Aujourd’hui, pour ceux qui n’auraient pas ce livre dans leurs bibliothèques ou qui n’auraient pas eu l’idée de le relire depuis longtemps, je vous livre la toute dernière page L’espace (suite et fin) :

J’aimerais qu’il existe des lieux stables, immobiles, intangibles, intouchés et presque intouchables, immuables, enracinés ; des lieux qui seraient des références, des points de départs, des sources :

Mon pays natal, le berceau de ma famille, la maison où je serais né, l’arbre que j’aurais vu grandir (que mon père aurait planté le jour de ma naissance), le grenier de mon enfance empli de souvenirs intacts… 

De tels lieux n’existent pas, et c’est parce qu’ils n’existent pas que l’espace devient question, cesse d’être évidence, cesse d’être incorporé, cesse d’être approprié. L’espace est un doute : il me faut sans cesse le marquer, le désigner ; il n’est jamais à moi, il ne m’est jamais donné, il faut que j’en fasse la conquête. 

Mes espaces sont fragiles : le temps va les user, va les détruire : rien ne ressemblera plus à ce qui était, mes souvenirs trahiront, l’oubli s’infiltrera dans ma mémoire, je regarderai sans les reconnaître quelques photos jaunies aux bords cassés. Il n’y aura plus écrit en lettres de porcelaine blanche collées en arc de cercle sur la glace du petit café de la rue Coquillière : « Ici on consulte le Bottin » et « casse-croûte à toute heure ». 

L’espace fond comme le sable entre les doigts. Le temps l’emporte et ne m’en laisse que des lambeaux informes : 

Ecrire : essayer méticuleusement de retenir quelque chose, de faire survivre quelque chose : arracher quelques bribes au vide qui se creuse, laisser quelque part, un sillon, une trace, une marque ou quelques signes. 
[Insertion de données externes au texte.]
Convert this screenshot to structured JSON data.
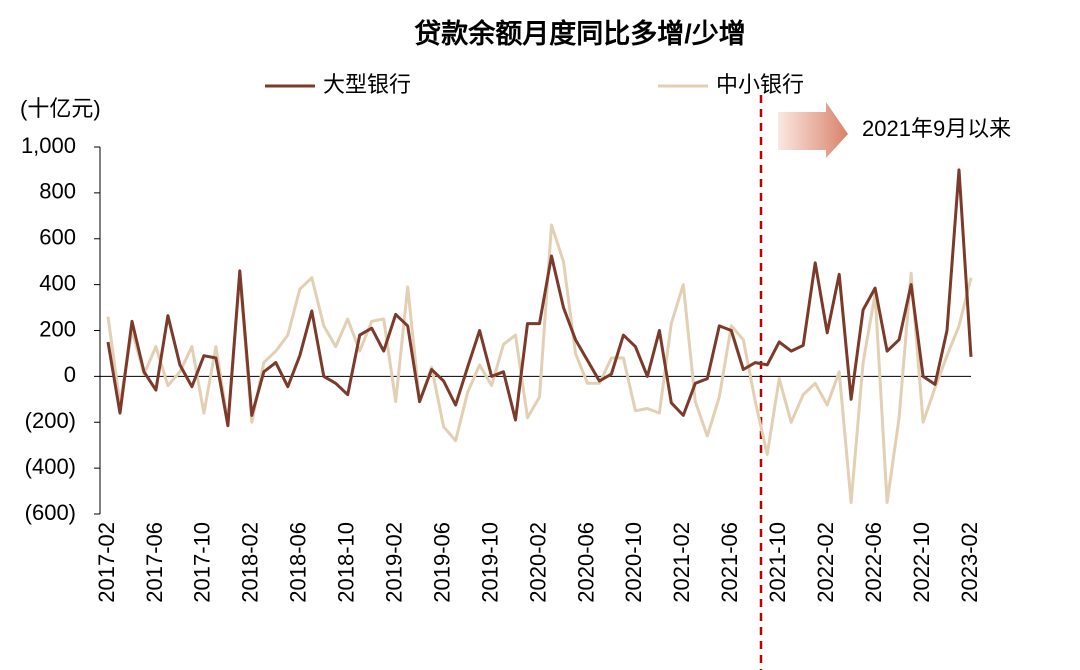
{
  "chart_data": {
    "type": "line",
    "title": "贷款余额月度同比多增/少增",
    "y_axis_label": "(十亿元)",
    "annotation": "2021年9月以来",
    "annotation_color": "#c00000",
    "negative_tick_label_color": "#c00000",
    "categories": [
      "2017-02",
      null,
      null,
      null,
      "2017-06",
      null,
      null,
      null,
      "2017-10",
      null,
      null,
      null,
      "2018-02",
      null,
      null,
      null,
      "2018-06",
      null,
      null,
      null,
      "2018-10",
      null,
      null,
      null,
      "2019-02",
      null,
      null,
      null,
      "2019-06",
      null,
      null,
      null,
      "2019-10",
      null,
      null,
      null,
      "2020-02",
      null,
      null,
      null,
      "2020-06",
      null,
      null,
      null,
      "2020-10",
      null,
      null,
      null,
      "2021-02",
      null,
      null,
      null,
      "2021-06",
      null,
      null,
      null,
      "2021-10",
      null,
      null,
      null,
      "2022-02",
      null,
      null,
      null,
      "2022-06",
      null,
      null,
      null,
      "2022-10",
      null,
      null,
      null,
      "2023-02"
    ],
    "series": [
      {
        "name": "大型银行",
        "color": "#7b3a2a",
        "values": [
          150,
          -160,
          240,
          20,
          -60,
          265,
          50,
          -45,
          90,
          80,
          -215,
          460,
          -170,
          20,
          60,
          -45,
          90,
          285,
          0,
          -30,
          -80,
          180,
          210,
          110,
          270,
          220,
          -110,
          30,
          -20,
          -125,
          40,
          200,
          0,
          20,
          -190,
          230,
          230,
          525,
          300,
          160,
          70,
          -20,
          10,
          180,
          130,
          0,
          200,
          -115,
          -170,
          -30,
          -10,
          220,
          200,
          30,
          60,
          50,
          150,
          110,
          135,
          495,
          190,
          445,
          -100,
          290,
          385,
          110,
          160,
          400,
          0,
          -35,
          200,
          900,
          85
        ]
      },
      {
        "name": "中小银行",
        "color": "#e3cfb3",
        "values": [
          260,
          -120,
          200,
          10,
          130,
          -40,
          20,
          130,
          -160,
          130,
          -200,
          440,
          -200,
          60,
          110,
          180,
          380,
          430,
          220,
          130,
          250,
          110,
          240,
          250,
          -110,
          390,
          -110,
          40,
          -220,
          -280,
          -70,
          50,
          -40,
          140,
          180,
          -180,
          -90,
          660,
          500,
          100,
          -30,
          -30,
          80,
          80,
          -150,
          -140,
          -160,
          230,
          400,
          -110,
          -260,
          -90,
          220,
          160,
          -110,
          -340,
          -10,
          -200,
          -80,
          -30,
          -125,
          20,
          -550,
          60,
          360,
          -550,
          -180,
          450,
          -200,
          -50,
          90,
          220,
          430
        ]
      }
    ],
    "ylim": [
      -600,
      1000
    ],
    "yticks": [
      {
        "value": -600,
        "label": "(600)"
      },
      {
        "value": -400,
        "label": "(400)"
      },
      {
        "value": -200,
        "label": "(200)"
      },
      0,
      200,
      400,
      600,
      800,
      {
        "value": 1000,
        "label": "1,000"
      }
    ]
  }
}
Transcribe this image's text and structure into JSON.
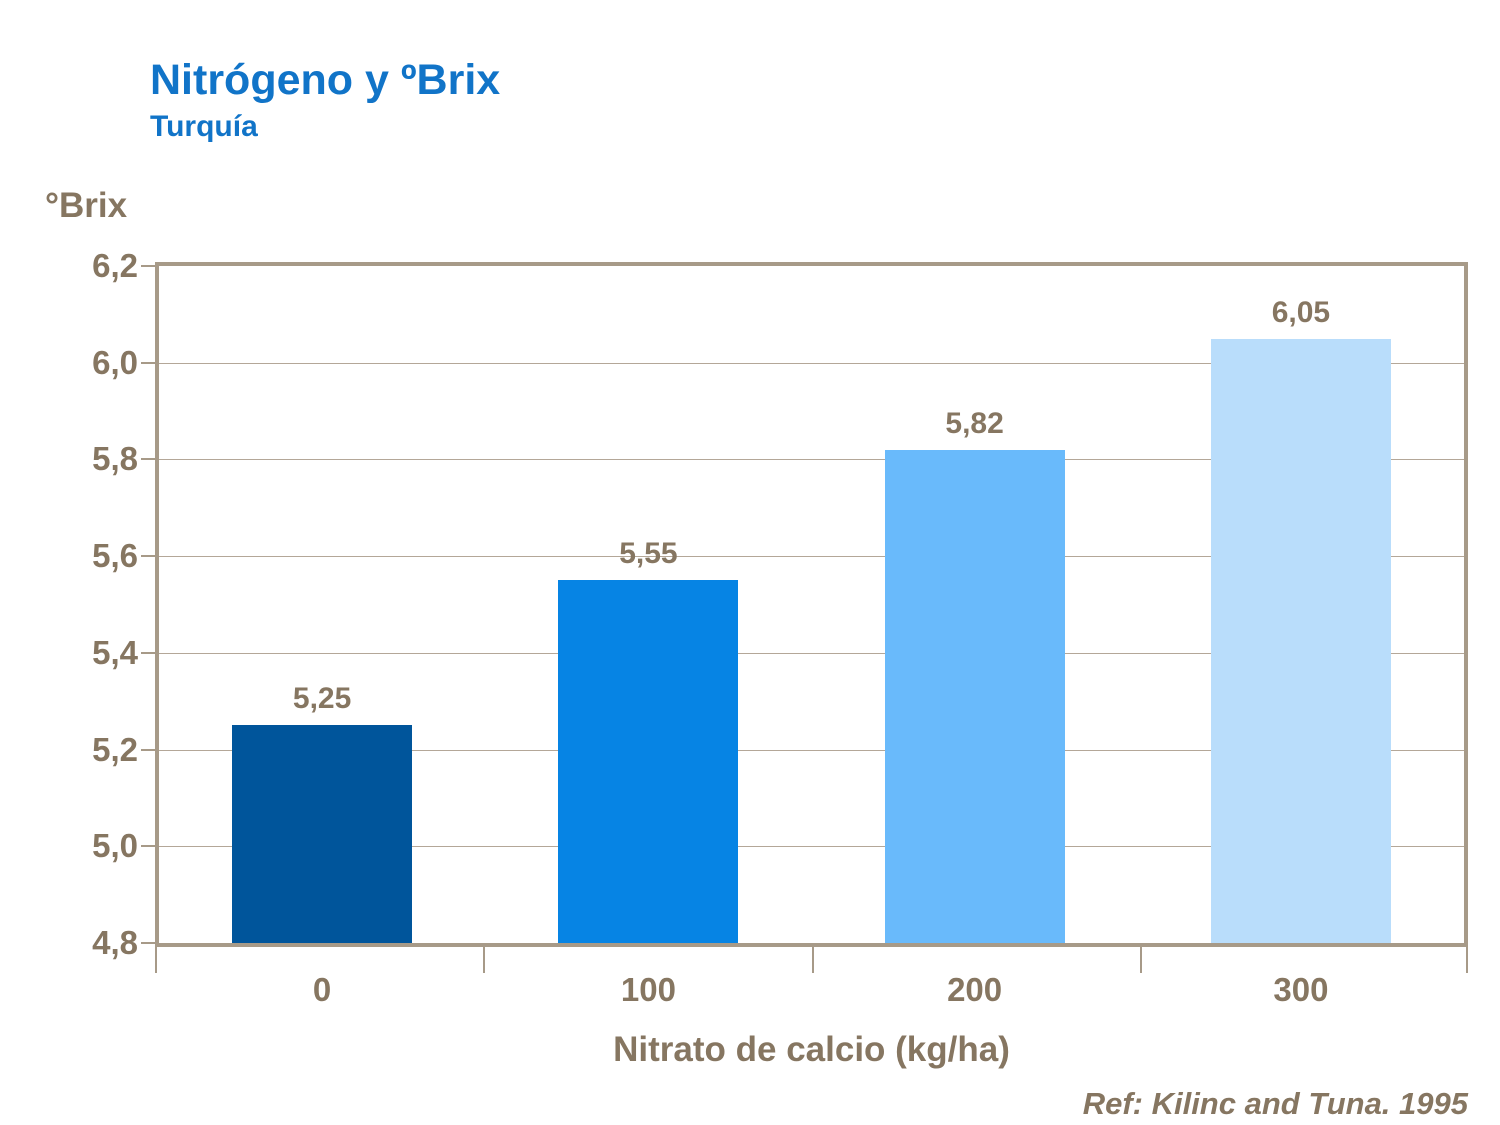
{
  "page": {
    "title": "Nitrógeno y ºBrix",
    "subtitle": "Turquía",
    "reference": "Ref: Kilinc and Tuna. 1995"
  },
  "chart_data": {
    "type": "bar",
    "title": "Nitrógeno y ºBrix",
    "subtitle": "Turquía",
    "xlabel": "Nitrato de calcio (kg/ha)",
    "ylabel": "°Brix",
    "categories": [
      "0",
      "100",
      "200",
      "300"
    ],
    "values": [
      5.25,
      5.55,
      5.82,
      6.05
    ],
    "value_labels": [
      "5,25",
      "5,55",
      "5,82",
      "6,05"
    ],
    "bar_colors": [
      "#00559B",
      "#0684E4",
      "#69BAFB",
      "#B9DDFB"
    ],
    "ylim": [
      4.8,
      6.2
    ],
    "ytick_step": 0.2,
    "ytick_labels": [
      "4,8",
      "5,0",
      "5,2",
      "5,4",
      "5,6",
      "5,8",
      "6,0",
      "6,2"
    ],
    "grid": true,
    "legend_position": "none",
    "reference": "Ref: Kilinc and Tuna. 1995",
    "colors": {
      "title_text": "#1174C8",
      "axis_text": "#867661",
      "grid_line": "#B4A798",
      "axis_line": "#A79A88"
    }
  }
}
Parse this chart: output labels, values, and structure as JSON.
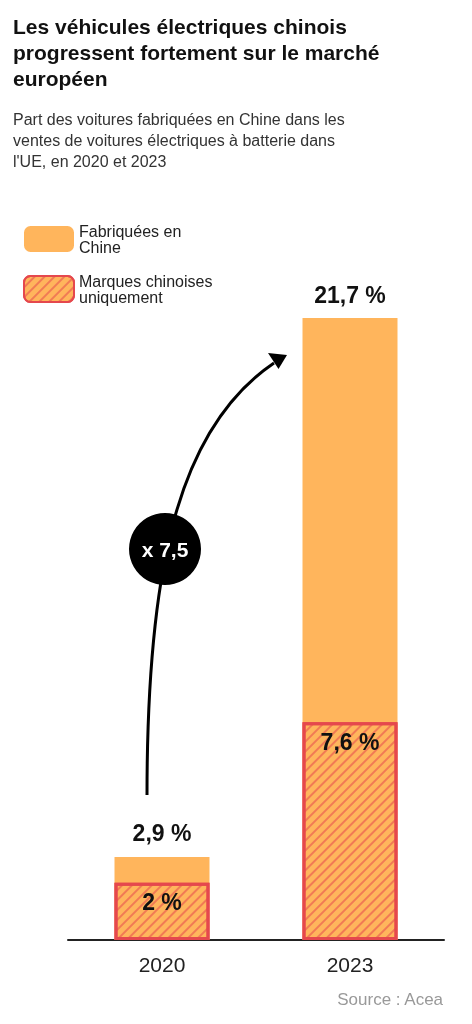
{
  "chart_data": {
    "type": "bar",
    "title": "Les véhicules électriques chinois progressent fortement sur le marché européen",
    "subtitle": "Part des voitures fabriquées en Chine dans les ventes de voitures électriques à batterie dans l'UE, en 2020 et 2023",
    "categories": [
      "2020",
      "2023"
    ],
    "series": [
      {
        "name": "Fabriquées en Chine",
        "color": "#ffb55c",
        "values": [
          2.9,
          21.7
        ],
        "value_labels": [
          "2,9 %",
          "21,7 %"
        ]
      },
      {
        "name": "Marques chinoises uniquement",
        "color": "#e5484d",
        "values": [
          2,
          7.6
        ],
        "value_labels": [
          "2 %",
          "7,6 %"
        ]
      }
    ],
    "legend": "top left",
    "annotations": [
      "x 7,5",
      "Source : Acea"
    ]
  }
}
C’est reparti pour un tour ! 

Sacha Steurer 




Livres cités 

Agnès Rouzier, Dire, encore, Editions BRULEPOURPOINT, 2016 (réédition d’un livre de 1985) 
Fernando Pessoa, Le livre de l’intranquilité, Christian Bourgeois éditeur, 2004
Peter Handke, A ma fenêtre le matin, Editions Verdier, 2006 
Maurice Blanchot, L’espace littéraire, Editions Gallimard, 1955
Georges Perec, Espèces d’espaces, Editions Galilée 2000 (revue et corrigée à partir de l’édition de 1974)
Peter Handke, Mon année dans la baie de Personne, Editions Gallimard 1997 pour la traduction française. 
Robert Walser, « La Promenade » in Seeland, Editions Zoe Poche, 2005 – Première édition à Zurich, 1920
Basho, Seigneur ermite, l’intégrale des haïkus, Editions Points, 2012 pour la traduction française
Pablo Neruda, Les pierres du ciel, Gallimard, 1972 pour la traduction française
Jean-Louis Giovannoni, Sous le seuil, Editions Unes, 2016
Susan Howe, Mon Emily Dickinson, Editions ypsilon, 2017 pour la traduction française

Il y en qui font des tas de bois, des tas de pierres, d'autres font des tas de livres.